Somewhat surprisingly in these litigious times, ProPublica has been sued, but “we’ve never settled, we have prevailed each and every time, but the expense is not trivial,” Engelberg said. Clarence Thomas and his wife have not been among those who’ve threatened or sued. “We don’t hear much from them, interestingly enough. My sense is that if they have anything to say, we’ll read it in the Wall Street Journal editorial page.”
So, what’s next going into yet another extraordinary election year? Well, ProPublica has been thinking about that. “I think we have to continue to play the role in the democracy that the founders and people expect us to play, which is to be very clearly nonpartisan,” Engelberg said.
What are the unique ProPublica lanes for 2024? “The whole idea of ProPublica was, we don’t want to do a better story by 10% than what other people are going to do anyway,” Engelberg said. “We want to find a lane that hopefully is different and add something to what our very fine colleagues are doing.

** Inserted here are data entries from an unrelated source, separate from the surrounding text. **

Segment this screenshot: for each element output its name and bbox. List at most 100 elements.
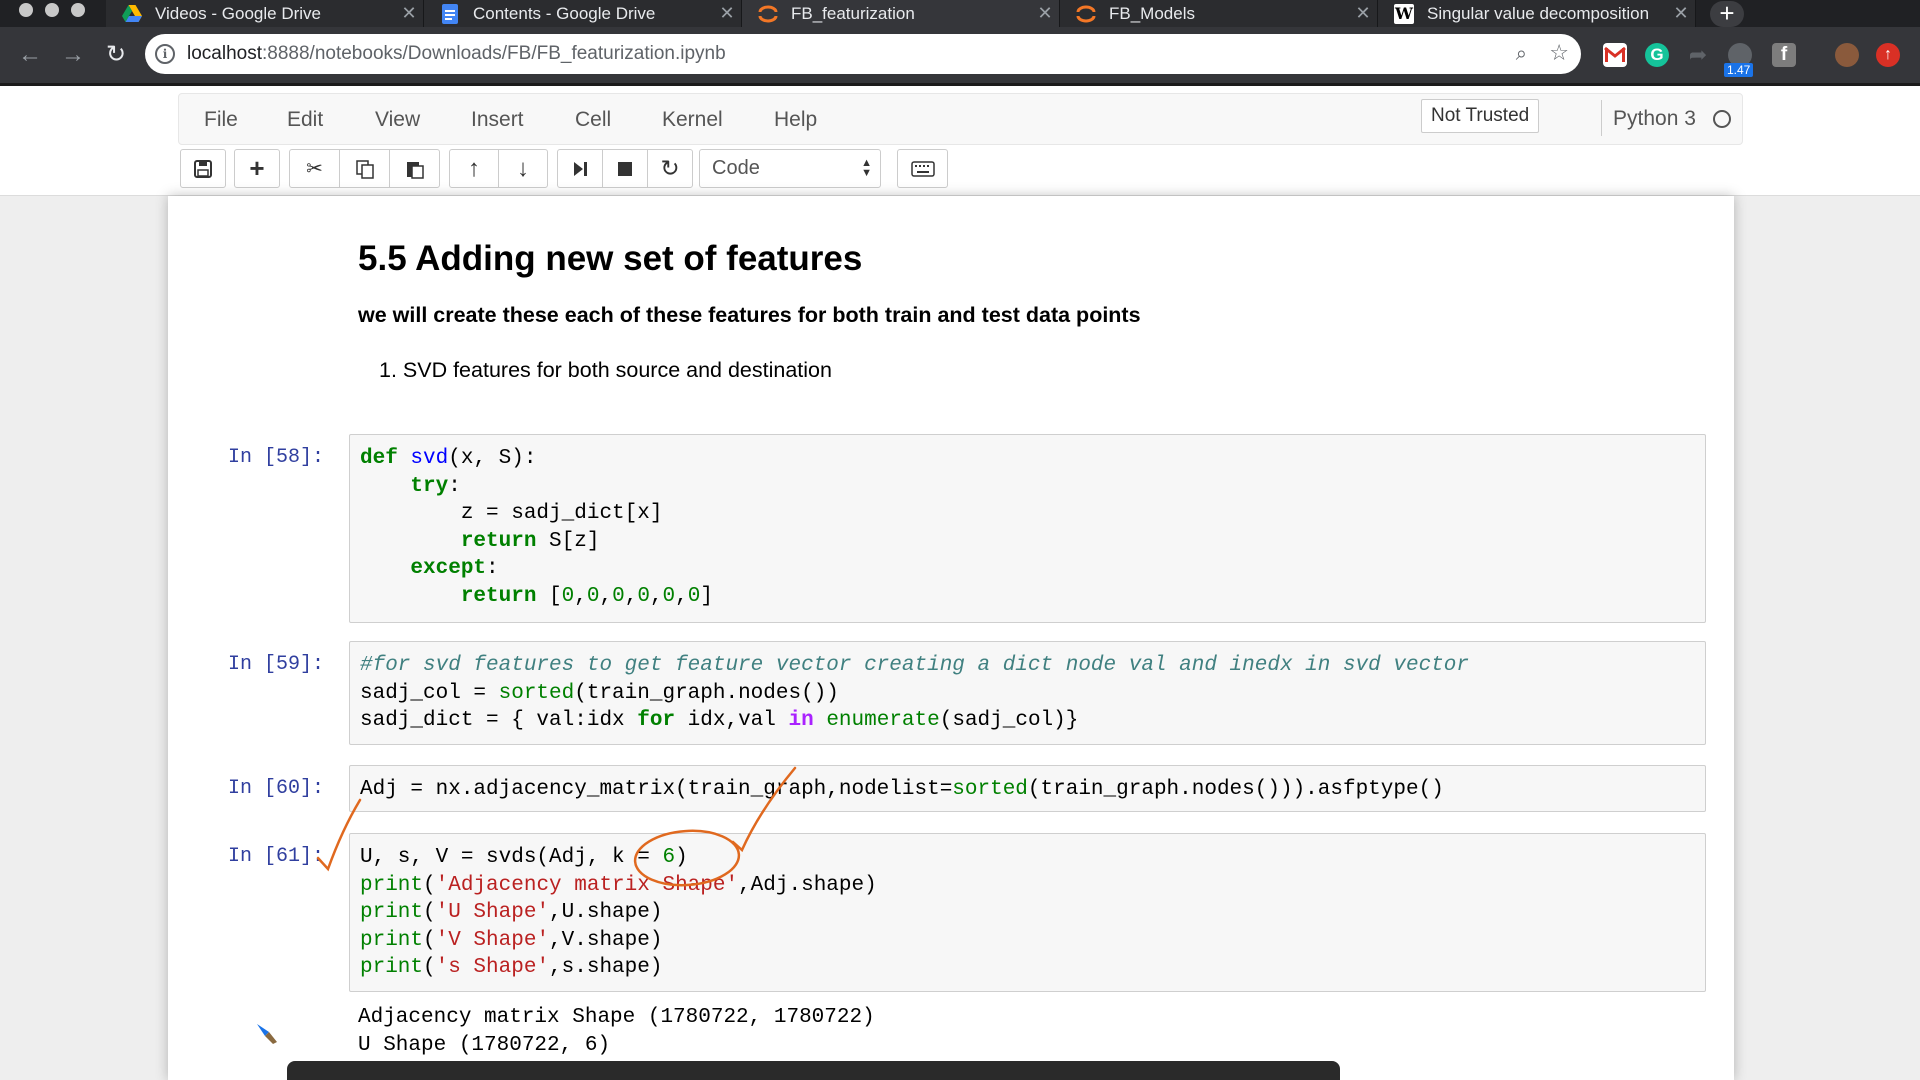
code-line: return S[z] (460, 529, 600, 553)
menu-insert[interactable]: Insert (471, 108, 524, 132)
pen-cursor-icon (255, 1022, 279, 1051)
notebook-container: 5.5 Adding new set of features we will c… (168, 196, 1734, 1080)
code-line: sadj_col = sorted(train_graph.nodes()) (360, 681, 839, 705)
menu-edit[interactable]: Edit (287, 108, 323, 132)
cell-output: Adjacency matrix Shape (1780722, 1780722… (358, 1004, 875, 1060)
stop-icon (618, 161, 632, 176)
tab-label: Contents - Google Drive (473, 3, 656, 23)
back-arrow-icon[interactable]: ← (14, 39, 46, 71)
section-heading: 5.5 Adding new set of features (358, 239, 863, 278)
facebook-extension-icon[interactable]: f (1772, 43, 1796, 67)
tab-label: Singular value decomposition (1427, 3, 1650, 23)
tab-videos-google-drive[interactable]: Videos - Google Drive ✕ (106, 0, 424, 27)
code-line: print('U Shape',U.shape) (360, 901, 663, 924)
close-icon[interactable]: ✕ (1031, 3, 1059, 24)
code-line: U, s, V = svds(Adj, k = 6) (360, 846, 688, 869)
cut-cells-button[interactable]: ✂ (289, 149, 340, 188)
code-cell[interactable]: Adj = nx.adjacency_matrix(train_graph,no… (349, 765, 1706, 812)
share-arrow-icon[interactable]: ➦ (1686, 43, 1710, 67)
menu-file[interactable]: File (204, 108, 238, 132)
command-palette-button[interactable] (897, 149, 948, 188)
paste-icon (406, 161, 424, 179)
cell-type-select[interactable]: Code ▲ ▼ (699, 149, 881, 188)
window-close-control[interactable] (19, 3, 33, 17)
restart-kernel-button[interactable]: ↻ (647, 149, 693, 188)
not-trusted-button[interactable]: Not Trusted (1421, 99, 1540, 133)
keyboard-icon (910, 160, 935, 177)
code-line: def svd(x, S): (360, 447, 537, 470)
interrupt-kernel-button[interactable] (602, 149, 648, 188)
tab-singular-value-decomposition[interactable]: W Singular value decomposition ✕ (1378, 0, 1696, 27)
code-line: Adj = nx.adjacency_matrix(train_graph,no… (360, 778, 1444, 801)
kernel-name: Python 3 (1613, 107, 1696, 130)
output-line: U Shape (1780722, 6) (358, 1034, 611, 1057)
copy-cells-button[interactable] (339, 149, 390, 188)
step-forward-icon (574, 161, 587, 176)
zoom-icon[interactable]: ⌕ (1516, 43, 1527, 66)
arrow-up-icon: ↑ (468, 154, 480, 182)
close-icon[interactable]: ✕ (1667, 3, 1695, 24)
tab-fb-featurization[interactable]: FB_featurization ✕ (742, 0, 1060, 27)
refresh-icon: ↻ (660, 155, 680, 181)
new-tab-button[interactable]: + (1710, 0, 1744, 27)
code-line: except: (410, 557, 499, 580)
gmail-extension-icon[interactable] (1603, 43, 1627, 67)
code-line: print('Adjacency matrix Shape',Adj.shape… (360, 873, 877, 897)
forward-arrow-icon[interactable]: → (57, 39, 89, 71)
jupyter-header: File Edit View Insert Cell Kernel Help N… (0, 86, 1920, 196)
arrow-down-icon: ↓ (517, 154, 529, 182)
code-line: sadj_dict = { val:idx for idx,val in enu… (360, 709, 1079, 732)
reload-icon[interactable]: ↻ (100, 39, 132, 71)
update-alert-icon[interactable]: ↑ (1876, 43, 1900, 67)
address-bar[interactable]: i localhost:8888/notebooks/Downloads/FB/… (145, 34, 1581, 74)
tab-fb-models[interactable]: FB_Models ✕ (1060, 0, 1378, 27)
tab-label: Videos - Google Drive (155, 3, 321, 23)
jupyter-icon (758, 4, 778, 24)
window-zoom-control[interactable] (71, 3, 85, 17)
markdown-bold-text: we will create these each of these featu… (358, 303, 1141, 327)
url-host: localhost (187, 43, 262, 64)
code-line: z = sadj_dict[x] (360, 502, 663, 525)
code-line: #for svd features to get feature vector … (360, 654, 1469, 677)
cell-type-value: Code (712, 157, 760, 179)
grammarly-extension-icon[interactable]: G (1645, 43, 1669, 67)
menu-kernel[interactable]: Kernel (662, 108, 723, 132)
site-info-icon[interactable]: i (155, 44, 175, 64)
wikipedia-icon: W (1394, 3, 1414, 24)
code-line: try: (410, 474, 461, 498)
plus-icon: + (249, 153, 265, 183)
google-docs-icon (440, 3, 460, 24)
save-button[interactable] (180, 149, 226, 188)
profile-avatar[interactable] (1835, 43, 1859, 67)
kernel-idle-indicator-icon (1713, 110, 1731, 128)
window-minimize-control[interactable] (45, 3, 59, 17)
close-icon[interactable]: ✕ (713, 3, 741, 24)
save-icon (194, 159, 212, 178)
insert-cell-button[interactable]: + (234, 149, 280, 188)
close-icon[interactable]: ✕ (395, 3, 423, 24)
menu-view[interactable]: View (375, 108, 420, 132)
output-line: Adjacency matrix Shape (1780722, 1780722… (358, 1006, 875, 1029)
move-down-button[interactable]: ↓ (498, 149, 548, 188)
move-up-button[interactable]: ↑ (449, 149, 499, 188)
markdown-list-item: 1. SVD features for both source and dest… (379, 358, 832, 382)
google-drive-icon (122, 4, 142, 24)
scissors-icon: ✂ (306, 158, 323, 180)
code-cell[interactable]: #for svd features to get feature vector … (349, 641, 1706, 745)
menu-help[interactable]: Help (774, 108, 817, 132)
tab-contents-google-drive[interactable]: Contents - Google Drive ✕ (424, 0, 742, 27)
code-cell[interactable]: U, s, V = svds(Adj, k = 6) print('Adjacen… (349, 833, 1706, 992)
screen-recorder-dock (287, 1061, 1340, 1080)
menu-cell[interactable]: Cell (575, 108, 611, 132)
kernel-divider (1601, 100, 1602, 136)
code-line: print('s Shape',s.shape) (360, 956, 663, 979)
code-cell[interactable]: def svd(x, S): try: z = sadj_dict[x] ret… (349, 434, 1706, 623)
browser-tab-strip: Videos - Google Drive ✕ Contents - Googl… (0, 0, 1920, 27)
tab-label: FB_featurization (791, 3, 915, 23)
paste-cells-button[interactable] (389, 149, 440, 188)
bookmark-star-icon[interactable]: ☆ (1549, 40, 1569, 66)
jupyter-menubar: File Edit View Insert Cell Kernel Help N… (178, 93, 1743, 145)
tab-label: FB_Models (1109, 3, 1195, 23)
run-cell-button[interactable] (557, 149, 603, 188)
close-icon[interactable]: ✕ (1349, 3, 1377, 24)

Money is a big thing for an organization like ours to cover. It’s harder and harder to track it. But you know, my email address is on the internet. If anybody has any brilliant ideas [about] covering 2024, feel free to send them to me.”
Sort of like how they found out about Justice Thomas’s adopted child whose tuition was paid by Harlan Crow. “That came from a teacher in the school,” Engelberg smiled, “So I mean people do call, and we follow up on it, and it is often quite productive.”